Let’s start with the lovely little bird known as the Long-tailed Tyrant (Colonia colonus). These birds are small—a little smaller than a sparrow—but with the central feathers of the tail modified into long, slender streamers, slightly enlarged at the tips. They weigh in at about 15 to 18 grams (about half an ounce, or about as much as six pennies). The bird is coal black in color, with a white, or white and gray, cap extending across the top of the head and variable amounts of white on the back (some only having a white rump patch). They are found all the way from northern Central America to northern Argentina.

We know that they make their nests in cavities in trees, but that’s about all we know of their breeding behavior. Like so many tropical birds, they are relatively under-studied.

The first Long-tailed Tyrant I ever saw, in Costa Rica, was perched at the tip of a twig atop a medium-sized tree. That’s typical. These birds belong to the so-called ‘tyrant flycatcher’ family, known as the Tyrannidae, most of whom snatch flying insects from exposed perches. The Long-tailed Tyrant is particularly inclined to eat stingless bees, a group of bees common in tropical regions. As they fly, the flexible tail streamers bob about, bending under the pressure of moving air.

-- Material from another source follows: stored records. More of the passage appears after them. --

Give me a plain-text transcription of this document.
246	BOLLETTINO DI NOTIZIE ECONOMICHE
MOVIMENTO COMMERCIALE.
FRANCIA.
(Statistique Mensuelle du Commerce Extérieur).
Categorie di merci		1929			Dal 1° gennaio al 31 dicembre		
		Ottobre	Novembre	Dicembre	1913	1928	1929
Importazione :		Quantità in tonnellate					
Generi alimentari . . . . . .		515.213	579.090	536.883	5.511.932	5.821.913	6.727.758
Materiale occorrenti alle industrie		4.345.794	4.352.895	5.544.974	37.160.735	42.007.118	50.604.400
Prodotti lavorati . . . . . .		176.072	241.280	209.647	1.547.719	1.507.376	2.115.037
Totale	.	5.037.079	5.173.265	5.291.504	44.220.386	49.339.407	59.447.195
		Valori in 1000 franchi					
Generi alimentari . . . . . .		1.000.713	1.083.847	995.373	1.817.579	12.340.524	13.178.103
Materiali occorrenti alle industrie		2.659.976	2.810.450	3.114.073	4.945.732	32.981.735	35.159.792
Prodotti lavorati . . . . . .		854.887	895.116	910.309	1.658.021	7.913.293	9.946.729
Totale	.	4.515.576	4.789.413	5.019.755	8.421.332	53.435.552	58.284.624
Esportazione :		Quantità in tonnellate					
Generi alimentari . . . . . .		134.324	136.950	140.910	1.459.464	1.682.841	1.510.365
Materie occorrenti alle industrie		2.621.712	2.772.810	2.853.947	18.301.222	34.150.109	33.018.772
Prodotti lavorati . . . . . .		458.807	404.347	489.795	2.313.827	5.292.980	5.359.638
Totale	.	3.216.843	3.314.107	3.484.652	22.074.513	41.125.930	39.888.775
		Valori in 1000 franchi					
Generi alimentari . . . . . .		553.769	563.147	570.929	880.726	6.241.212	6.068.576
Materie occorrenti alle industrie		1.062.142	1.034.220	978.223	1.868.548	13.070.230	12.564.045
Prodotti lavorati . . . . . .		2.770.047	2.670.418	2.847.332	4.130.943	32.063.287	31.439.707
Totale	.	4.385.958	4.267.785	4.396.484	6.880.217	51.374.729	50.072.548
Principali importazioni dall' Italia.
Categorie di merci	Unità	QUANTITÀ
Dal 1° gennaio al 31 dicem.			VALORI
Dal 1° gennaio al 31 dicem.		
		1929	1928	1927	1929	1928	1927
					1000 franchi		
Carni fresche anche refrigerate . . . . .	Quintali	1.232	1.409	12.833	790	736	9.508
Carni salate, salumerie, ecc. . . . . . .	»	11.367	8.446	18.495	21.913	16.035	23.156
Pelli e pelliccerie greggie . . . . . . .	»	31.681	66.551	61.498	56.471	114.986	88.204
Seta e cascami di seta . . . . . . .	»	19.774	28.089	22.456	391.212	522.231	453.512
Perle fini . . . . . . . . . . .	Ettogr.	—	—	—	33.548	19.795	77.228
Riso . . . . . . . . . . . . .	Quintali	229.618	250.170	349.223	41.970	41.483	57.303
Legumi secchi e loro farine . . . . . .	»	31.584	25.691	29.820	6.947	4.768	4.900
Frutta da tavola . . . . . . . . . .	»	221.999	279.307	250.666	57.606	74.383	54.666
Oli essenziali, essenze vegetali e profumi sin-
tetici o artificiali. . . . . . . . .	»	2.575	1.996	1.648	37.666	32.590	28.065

When the cage-bird industry takes birds from the wild, they often use indiscriminate capture techniques. Any birds that are captured are put into cages and fed seeds. But, a species like this one does not eat seeds; they eat small insects captured in air. Perhaps they can eat familiar berries, if provided, but it is not a full or adequate diet. And, they are not used to being in close proximity to other birds. It is not how they evolved to live; so, they die.

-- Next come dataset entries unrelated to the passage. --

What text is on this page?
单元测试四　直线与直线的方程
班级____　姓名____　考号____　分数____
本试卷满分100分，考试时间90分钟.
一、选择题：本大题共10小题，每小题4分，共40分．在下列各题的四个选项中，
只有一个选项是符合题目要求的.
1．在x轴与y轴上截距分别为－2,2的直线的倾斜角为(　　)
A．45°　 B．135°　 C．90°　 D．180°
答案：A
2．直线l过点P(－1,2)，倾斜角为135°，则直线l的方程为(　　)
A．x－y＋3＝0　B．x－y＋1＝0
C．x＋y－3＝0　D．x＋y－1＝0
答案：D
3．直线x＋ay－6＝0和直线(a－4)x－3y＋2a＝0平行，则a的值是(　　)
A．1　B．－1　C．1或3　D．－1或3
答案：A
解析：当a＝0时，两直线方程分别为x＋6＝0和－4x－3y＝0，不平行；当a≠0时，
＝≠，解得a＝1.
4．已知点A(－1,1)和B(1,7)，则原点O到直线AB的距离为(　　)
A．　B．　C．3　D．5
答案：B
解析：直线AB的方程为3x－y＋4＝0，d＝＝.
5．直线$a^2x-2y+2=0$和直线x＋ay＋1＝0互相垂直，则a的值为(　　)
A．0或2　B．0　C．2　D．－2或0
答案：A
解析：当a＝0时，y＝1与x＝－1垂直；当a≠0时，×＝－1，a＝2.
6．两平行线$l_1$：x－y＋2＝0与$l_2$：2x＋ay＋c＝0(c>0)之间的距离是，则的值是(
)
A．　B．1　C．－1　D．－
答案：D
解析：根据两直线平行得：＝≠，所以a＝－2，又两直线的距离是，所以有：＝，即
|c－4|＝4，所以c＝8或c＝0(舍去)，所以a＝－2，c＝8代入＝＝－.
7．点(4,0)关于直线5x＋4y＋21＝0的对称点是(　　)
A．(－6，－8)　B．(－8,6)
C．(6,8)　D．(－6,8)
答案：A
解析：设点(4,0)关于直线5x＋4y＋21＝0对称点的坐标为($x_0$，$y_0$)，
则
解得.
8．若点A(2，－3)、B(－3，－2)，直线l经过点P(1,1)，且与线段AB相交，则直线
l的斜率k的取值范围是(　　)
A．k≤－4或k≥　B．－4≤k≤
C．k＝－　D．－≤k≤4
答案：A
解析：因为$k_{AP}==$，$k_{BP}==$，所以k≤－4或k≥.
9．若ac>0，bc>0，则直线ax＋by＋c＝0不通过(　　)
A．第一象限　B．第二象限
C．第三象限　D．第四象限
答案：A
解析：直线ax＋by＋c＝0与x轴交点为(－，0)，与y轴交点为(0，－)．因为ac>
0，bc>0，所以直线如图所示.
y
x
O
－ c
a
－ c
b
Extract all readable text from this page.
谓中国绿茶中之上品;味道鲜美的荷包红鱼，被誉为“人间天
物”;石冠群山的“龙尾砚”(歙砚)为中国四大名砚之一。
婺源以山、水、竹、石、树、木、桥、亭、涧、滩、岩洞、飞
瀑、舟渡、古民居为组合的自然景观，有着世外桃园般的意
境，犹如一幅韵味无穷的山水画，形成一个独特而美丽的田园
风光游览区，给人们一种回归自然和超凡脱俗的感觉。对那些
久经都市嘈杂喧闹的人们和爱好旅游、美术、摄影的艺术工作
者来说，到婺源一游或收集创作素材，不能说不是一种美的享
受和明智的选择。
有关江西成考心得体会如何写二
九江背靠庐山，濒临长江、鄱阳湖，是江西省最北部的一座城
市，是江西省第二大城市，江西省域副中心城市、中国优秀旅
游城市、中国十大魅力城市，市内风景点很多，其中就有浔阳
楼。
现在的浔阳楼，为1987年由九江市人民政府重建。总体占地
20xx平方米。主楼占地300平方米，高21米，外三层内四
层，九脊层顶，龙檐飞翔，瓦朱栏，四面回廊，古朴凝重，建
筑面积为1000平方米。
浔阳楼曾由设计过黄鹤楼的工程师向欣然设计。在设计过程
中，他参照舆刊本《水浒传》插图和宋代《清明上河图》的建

Fortunately, the U.S. has legislation that prevents the direct sale of birds from the wild, and bird-catchers don’t purposely target the “delicate” species that don’t survive in captivity—but neither do they necessarily avoid them, and wild-caught birds are the foundation of the cage-bird industry. Some countries even strive to protect such species as the Long-tailed Tyrant, but enforcing such laws, when they exist, can be very difficult in the wilds of many under-developed tropical countries, where so many birds in the exotic pet trade originate.

But if you find yourself in parts of Central and South America, you can see Long-tailed Tyrants where they belong.